Where to try it: Book a vineyard UTV tour at Dry Creek Vineyard (3770 Lambert Bridge Rd., Healdsburg). Hold a wine glass in your hand as you ride giddily along, listening to the guide chat about the history of the property and its different vineyard blocks. The driver stops regularly along the way to reach into the backseat stash of bottles and pour you a fresh sip of whatever grape you’re currently gazing at.
Among the offerings at Trattore Farms (7878 Dry Creek Rd., Geyserville) are white Rhône style wines like viognier and marsanne from winemaker and vineyard manager, Craig Strehlow. There’s also a bold red blend from the rocky soil on the south end of the ranch. For a taste of a wide variety of the AVA's top hits, check out the annual Passport to Dry Creek Valley wine festival hosted by Winegrowers of Dry Creek Valley April 25-27 at venues throughout the region.
Stonestreet Estate Vineyards in the Alexander Valley AVA(Courtesy of @stonestreetwinery)
Alexander Valley
East of Dry Creek, Alexander Valley is the northernmost of Sonoma's AVAs and includes a long stretch of the Russian River, a source of cooling fog. The area is warmer towards Cloverdale and cooler in the south. The first 100-point malbec in the U.S. came from here, crafted by winemaker Jesse Katz under his Devil Proof label.
“I swear the chamomile, the bay, and [the] chaparral come across in the wines,” says Stonestreet Estate Vineyards winemaker Kristina Shideler. “There’s so much savory.” What's the hallmark of an Alexander Valley cabernet? Olive tapenade, she says, but advises "not to be obsessed about the aromatics" or to worry “what am I supposed to be tasting?" Instead, focus on your own first impressions. Like dipping a toe into the pool, do you want to dive in or take a step back?
Where to try it: At Aperture Cellars' architecturally stunning tasting room in Healdsburg (12291 Old Redwood Hwy), you can do a “site series” tasting of cool-climate, single-vineyard Alexander Valley cabernets or red blends. At Stonestreet (7111 Hwy 128, Healdsburg), where the vineyards are spread over more than 5,000 acres, an excursion for you and a pal in the winery’s Land Rover makes sense. The diversity of the Stonestreet terroir provides an opportunity for compare-and-contrast tastings. You can sample a 2022 chardonnay from their Broken Road vineyard, for example, alongside the same vintage, same grape from their Upper Barn vineyard. Through May 25, the winery is offering Share & Pair Sundays, complimentary tastings for two.
Rutherford
The Napa Valley is long and narrow, with Rutherford at the widest point.

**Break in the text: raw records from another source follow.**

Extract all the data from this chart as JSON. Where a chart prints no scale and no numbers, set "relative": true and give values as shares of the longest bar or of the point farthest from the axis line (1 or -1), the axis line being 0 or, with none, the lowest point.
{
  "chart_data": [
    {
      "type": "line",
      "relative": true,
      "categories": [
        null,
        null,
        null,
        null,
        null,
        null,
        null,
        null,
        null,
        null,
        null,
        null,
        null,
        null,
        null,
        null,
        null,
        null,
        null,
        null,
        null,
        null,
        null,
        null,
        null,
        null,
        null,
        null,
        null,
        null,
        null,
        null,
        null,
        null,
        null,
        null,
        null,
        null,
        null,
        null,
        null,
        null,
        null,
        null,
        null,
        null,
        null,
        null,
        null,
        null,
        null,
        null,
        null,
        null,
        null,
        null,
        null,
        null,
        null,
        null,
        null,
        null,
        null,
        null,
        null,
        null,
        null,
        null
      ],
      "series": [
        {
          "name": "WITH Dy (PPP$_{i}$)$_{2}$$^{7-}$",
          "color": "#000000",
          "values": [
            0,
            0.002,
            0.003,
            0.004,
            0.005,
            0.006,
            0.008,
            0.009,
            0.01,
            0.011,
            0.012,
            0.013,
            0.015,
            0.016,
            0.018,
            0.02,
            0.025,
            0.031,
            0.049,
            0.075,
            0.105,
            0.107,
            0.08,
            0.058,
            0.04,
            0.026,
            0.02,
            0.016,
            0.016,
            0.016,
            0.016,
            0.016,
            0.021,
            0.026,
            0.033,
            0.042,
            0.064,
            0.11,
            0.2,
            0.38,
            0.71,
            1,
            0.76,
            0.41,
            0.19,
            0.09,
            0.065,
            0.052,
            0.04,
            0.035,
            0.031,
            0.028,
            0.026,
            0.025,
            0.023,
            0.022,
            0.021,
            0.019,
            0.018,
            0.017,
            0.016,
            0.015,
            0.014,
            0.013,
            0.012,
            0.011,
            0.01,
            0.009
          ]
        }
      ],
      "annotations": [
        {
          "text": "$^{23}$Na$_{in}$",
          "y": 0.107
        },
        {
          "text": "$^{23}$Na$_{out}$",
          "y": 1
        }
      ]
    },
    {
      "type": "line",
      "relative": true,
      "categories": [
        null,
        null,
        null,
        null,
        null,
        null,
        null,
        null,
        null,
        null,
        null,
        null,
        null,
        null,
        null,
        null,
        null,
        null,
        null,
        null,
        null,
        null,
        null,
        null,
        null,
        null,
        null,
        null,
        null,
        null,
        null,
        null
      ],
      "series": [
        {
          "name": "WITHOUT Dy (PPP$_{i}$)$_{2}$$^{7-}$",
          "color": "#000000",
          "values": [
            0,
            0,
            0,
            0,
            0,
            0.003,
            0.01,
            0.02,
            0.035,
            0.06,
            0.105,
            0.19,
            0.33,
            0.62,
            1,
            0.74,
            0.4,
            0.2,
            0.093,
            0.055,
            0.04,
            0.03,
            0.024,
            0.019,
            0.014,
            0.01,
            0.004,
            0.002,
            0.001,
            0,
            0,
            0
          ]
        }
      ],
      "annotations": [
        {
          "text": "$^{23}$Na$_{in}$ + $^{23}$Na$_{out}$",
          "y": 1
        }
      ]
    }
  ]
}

The watchword here is “Rutherford dust, a term coined to describe the area’s unique soil composition and microclimate,” says winemaker Brooke Price of Bella Union, part of the Far Niente winery portfolio.
Where to try it: At their clubby, two-story building with Belle Epoque accents (1695 St Helena Hwy, St. Helena), Price recommends the Bella Union Rutherford Cabernet Sauvignon, which she crafted in partnership with consulting winemaker Thomas Rivers Brown to express “Rutherford’s terroir with intense flavors, rich fruit-forward aromas, and perfect balance.”

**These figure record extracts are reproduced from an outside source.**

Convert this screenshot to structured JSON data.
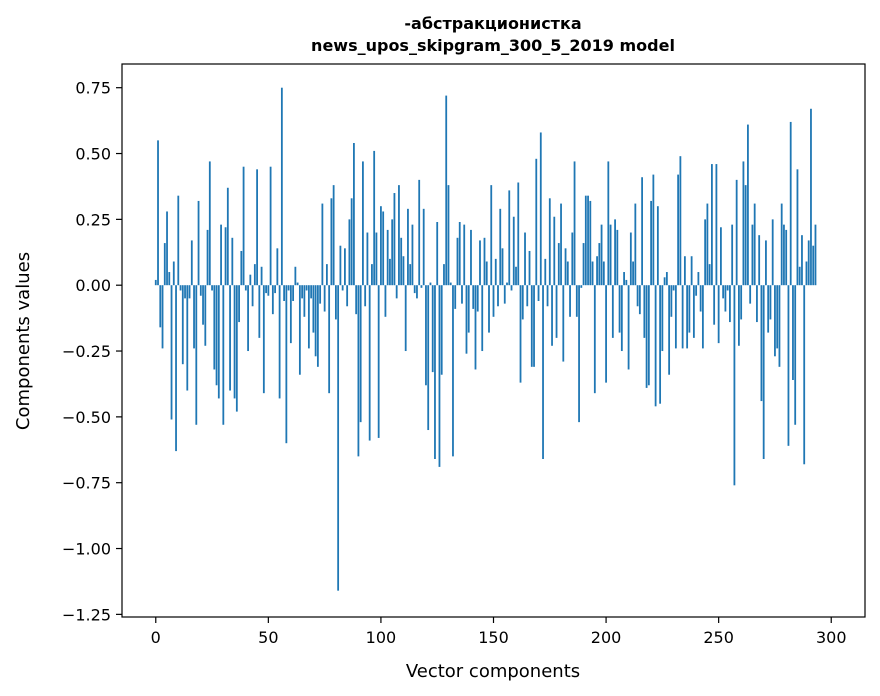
{
  "chart_data": {
    "type": "bar",
    "title": "-абстракционистка",
    "subtitle": "news_upos_skipgram_300_5_2019 model",
    "xlabel": "Vector components",
    "ylabel": "Components values",
    "xlim": [
      -15,
      315
    ],
    "ylim": [
      -1.26,
      0.84
    ],
    "xticks": [
      0,
      50,
      100,
      150,
      200,
      250,
      300
    ],
    "xtick_labels": [
      "0",
      "50",
      "100",
      "150",
      "200",
      "250",
      "300"
    ],
    "yticks": [
      0.75,
      0.5,
      0.25,
      0.0,
      -0.25,
      -0.5,
      -0.75,
      -1.0,
      -1.25
    ],
    "ytick_labels": [
      "0.75",
      "0.50",
      "0.25",
      "0.00",
      "−0.25",
      "−0.50",
      "−0.75",
      "−1.00",
      "−1.25"
    ],
    "grid": false,
    "bar_color": "#1f77b4",
    "series": [
      {
        "values": [
          0.02,
          0.55,
          -0.16,
          -0.24,
          0.16,
          0.28,
          0.05,
          -0.51,
          0.09,
          -0.63,
          0.34,
          -0.02,
          -0.3,
          -0.05,
          -0.4,
          -0.05,
          0.17,
          -0.24,
          -0.53,
          0.32,
          -0.04,
          -0.15,
          -0.23,
          0.21,
          0.47,
          -0.02,
          -0.32,
          -0.38,
          -0.43,
          0.23,
          -0.53,
          0.22,
          0.37,
          -0.4,
          0.18,
          -0.43,
          -0.48,
          -0.14,
          0.13,
          0.45,
          -0.02,
          -0.25,
          0.04,
          -0.08,
          0.08,
          0.44,
          -0.2,
          0.07,
          -0.41,
          -0.03,
          -0.04,
          0.45,
          -0.11,
          -0.03,
          0.14,
          -0.43,
          0.75,
          -0.06,
          -0.6,
          -0.02,
          -0.22,
          -0.06,
          0.07,
          0.01,
          -0.34,
          -0.05,
          -0.12,
          -0.02,
          -0.24,
          -0.05,
          -0.18,
          -0.27,
          -0.31,
          -0.07,
          0.31,
          -0.1,
          0.08,
          -0.41,
          0.33,
          0.38,
          -0.13,
          -1.16,
          0.15,
          -0.02,
          0.14,
          -0.08,
          0.25,
          0.33,
          0.54,
          -0.11,
          -0.65,
          -0.52,
          0.47,
          -0.08,
          0.2,
          -0.59,
          0.08,
          0.51,
          0.2,
          -0.58,
          0.3,
          0.28,
          -0.12,
          0.21,
          0.1,
          0.25,
          0.35,
          -0.05,
          0.38,
          0.18,
          0.11,
          -0.25,
          0.29,
          0.08,
          0.23,
          -0.03,
          -0.05,
          0.4,
          -0.01,
          0.29,
          -0.38,
          -0.55,
          0.01,
          -0.33,
          -0.66,
          0.24,
          -0.69,
          -0.34,
          0.08,
          0.72,
          0.38,
          0.01,
          -0.65,
          -0.09,
          0.18,
          0.24,
          -0.07,
          0.23,
          -0.26,
          -0.18,
          0.21,
          -0.09,
          -0.32,
          -0.1,
          0.17,
          -0.25,
          0.18,
          0.09,
          -0.18,
          0.38,
          -0.12,
          0.1,
          -0.08,
          0.29,
          0.14,
          -0.07,
          0.01,
          0.36,
          -0.02,
          0.26,
          0.07,
          0.39,
          -0.37,
          -0.13,
          0.2,
          -0.08,
          0.13,
          -0.31,
          -0.31,
          0.48,
          -0.06,
          0.58,
          -0.66,
          0.1,
          -0.08,
          0.33,
          -0.23,
          0.26,
          -0.2,
          0.16,
          0.31,
          -0.29,
          0.14,
          0.09,
          -0.12,
          0.2,
          0.47,
          -0.12,
          -0.52,
          -0.01,
          0.16,
          0.34,
          0.34,
          0.32,
          0.09,
          -0.41,
          0.11,
          0.16,
          0.23,
          0.09,
          -0.37,
          0.47,
          0.23,
          -0.2,
          0.25,
          0.21,
          -0.18,
          -0.25,
          0.05,
          0.02,
          -0.32,
          0.2,
          0.09,
          0.31,
          -0.08,
          -0.11,
          0.41,
          -0.2,
          -0.39,
          -0.38,
          0.32,
          0.42,
          -0.46,
          0.3,
          -0.45,
          -0.25,
          0.03,
          0.05,
          -0.34,
          -0.12,
          -0.02,
          -0.24,
          0.42,
          0.49,
          -0.24,
          0.11,
          -0.24,
          -0.18,
          0.11,
          -0.2,
          -0.04,
          0.05,
          -0.1,
          -0.24,
          0.25,
          0.31,
          0.08,
          0.46,
          -0.15,
          0.46,
          -0.22,
          0.22,
          -0.05,
          -0.1,
          -0.02,
          -0.14,
          0.23,
          -0.76,
          0.4,
          -0.23,
          -0.13,
          0.47,
          0.38,
          0.61,
          -0.07,
          0.23,
          0.31,
          -0.14,
          0.19,
          -0.44,
          -0.66,
          0.17,
          -0.18,
          -0.13,
          0.25,
          -0.27,
          -0.24,
          -0.31,
          0.31,
          0.23,
          0.21,
          -0.61,
          0.62,
          -0.36,
          -0.53,
          0.44,
          0.07,
          0.19,
          -0.68,
          0.09,
          0.17,
          0.67,
          0.15,
          0.23
        ]
      }
    ]
  }
}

Just as a spa day can be day-dreamy, there’s something day-dreamy about the experience at Sullivan Rutherford Estate (1090 Galleron Rd., St Helena). You’re met at the small parking lot with a glass of sparkling wine, then led on a stroll around a pond before heading to the house where, in a high-ceilinged room overlooking gardens and fruit trees and vineyards, you may rethink everything you thought you knew about merlot. You can even book an hour-long yoga session followed by an hour-long wine tasting. Welcome to Northern California.